最後に次章ですが、Death of Shadow Village編、、、変な意味ないんだからね
山門健 Lv.63
馬飼琉助 Lv.21
琵琶湖周辺
時刻は10時、ここは東京と比べほとんどの人が寝静まり、静寂が辺りの空間を支配している。
ここにまだ眠っていない男が一人。
「いやー、彼らもう時期こっちまで来るってさ」
男は部屋に入室するや否や、窓際で夜風に涼む少女に声を掛けた。少女は黒い浴衣を着込み、腰まで掛かる長い黒髪をストレートにしている。
「それは良かったですわ。
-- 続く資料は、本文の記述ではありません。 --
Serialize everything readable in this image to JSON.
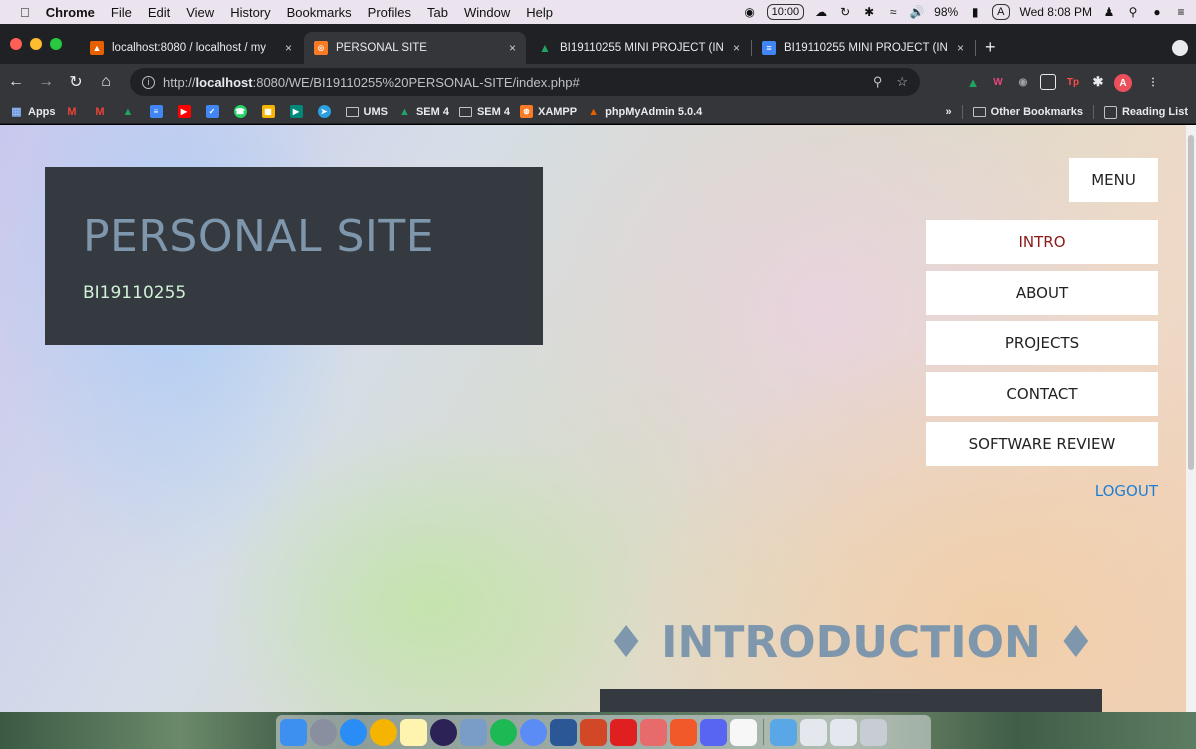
{
  "menubar": {
    "app": "Chrome",
    "items": [
      "File",
      "Edit",
      "View",
      "History",
      "Bookmarks",
      "Profiles",
      "Tab",
      "Window",
      "Help"
    ],
    "timer": "10:00",
    "battery": "98%",
    "input_source": "A",
    "clock": "Wed 8:08 PM"
  },
  "tabs": [
    {
      "title": "localhost:8080 / localhost / my",
      "close": "×",
      "favicon_color": "#e66000"
    },
    {
      "title": "PERSONAL SITE",
      "close": "×",
      "favicon_color": "#fb7a24"
    },
    {
      "title": "BI19110255 MINI PROJECT (IN",
      "close": "×",
      "favicon_color": "#1fa463"
    },
    {
      "title": "BI19110255 MINI PROJECT (IN",
      "close": "×",
      "favicon_color": "#4285f4"
    }
  ],
  "new_tab": "+",
  "address": {
    "prefix": "http://",
    "host": "localhost",
    "rest": ":8080/WE/BI19110255%20PERSONAL-SITE/index.php#"
  },
  "bookmarks": {
    "apps": "Apps",
    "ums": "UMS",
    "sem4_a": "SEM 4",
    "sem4_b": "SEM 4",
    "xampp": "XAMPP",
    "phpmyadmin": "phpMyAdmin 5.0.4",
    "more": "»",
    "other": "Other Bookmarks",
    "reading": "Reading List"
  },
  "page": {
    "title": "PERSONAL SITE",
    "subtitle": "BI19110255",
    "menu_label": "MENU",
    "nav": [
      "INTRO",
      "ABOUT",
      "PROJECTS",
      "CONTACT",
      "SOFTWARE REVIEW"
    ],
    "logout": "LOGOUT",
    "section_heading": "♦ INTRODUCTION ♦"
  },
  "colors": {
    "accent_active": "#8b1a1a",
    "link": "#1e7fd6",
    "panel": "#353a40"
  }
}
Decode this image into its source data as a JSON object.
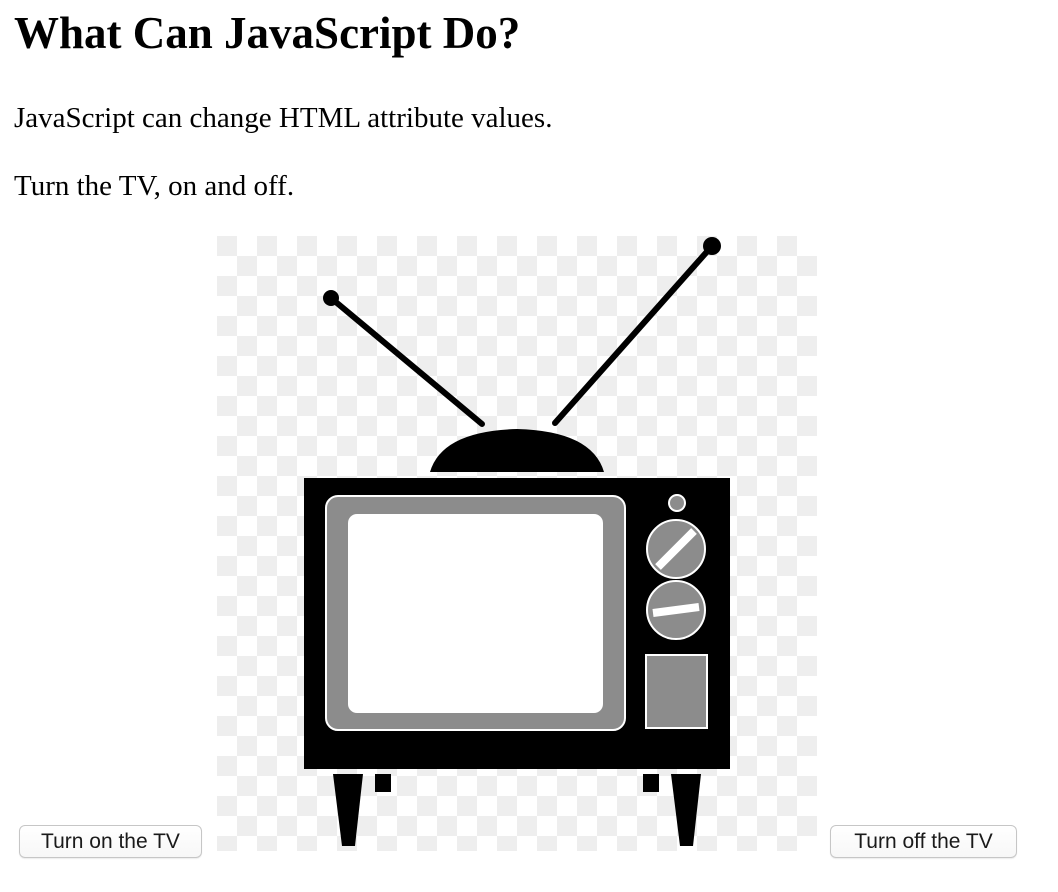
{
  "page": {
    "heading": "What Can JavaScript Do?",
    "paragraph_1": "JavaScript can change HTML attribute values.",
    "paragraph_2": "Turn the TV, on and off."
  },
  "controls": {
    "turn_on_label": "Turn on the TV",
    "turn_off_label": "Turn off the TV"
  },
  "image": {
    "subject": "tv-icon",
    "state": "off"
  },
  "colors": {
    "tv_body": "#000000",
    "screen": "#ffffff",
    "bezel": "#8c8c8c",
    "checker_light": "#ffffff",
    "checker_dark": "#eeeeee"
  }
}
ようやくお会いできる」
「夜海ちゃん前から、会いたがってたもんね」
「あら、私がまるではしたない女みたいに言うのはおやめ下さい。貞操観念はしっかりしておりますので。ねぇ?影村のおじさま」
「その呼び方、なんかワシがPA.PA.KATSU.してるみたいですむず痒いんのよ」
「そうですね。それにその資格もございませんし」
その一言が部屋の空気を凍り付かせた。
人には言ってはいけない物がある。地雷を踏んだ。
「茜月夜海。次は無いぞ」
「別におじさまを怒らせても、かつてならともかく今であれば私のヨユー勝ちですわ」
「言うねぇ。たかだか十数年しか生きていない小娘が。誰のお膝下で今も生きてると?」
「感謝していますわ。ですが、それはそれ、私が話したのは事実ですので」
声を強張らせる影村寿雄に対し、未だ余裕を崩さない茜月夜海。この時点で既に勝敗は決している。
「やっぱり夜海ちゃんには敵わないわ。流石、日本最強の妖気法使いだね」
「ええ、受け継いだ称号は伊達じゃありませんわ」
「うむ。それじゃあ、もうお休み。夜更かしは美容に何ちゃらだ。近く起こる闘いに備えて、今は最強ちゃんは体力と妖気を蓄えておくこと」
「ええ、分かりましたわ。おやすみなさい、おじさま」
影村寿雄が出て行ったあと、夜海はまだ風を浴びていた。その目で天高く照らされる月を捉えて、微笑んだ。
「月は綺麗ですわね」
彼女の『真紅の瞳』は静寂な闇夜にただ光る。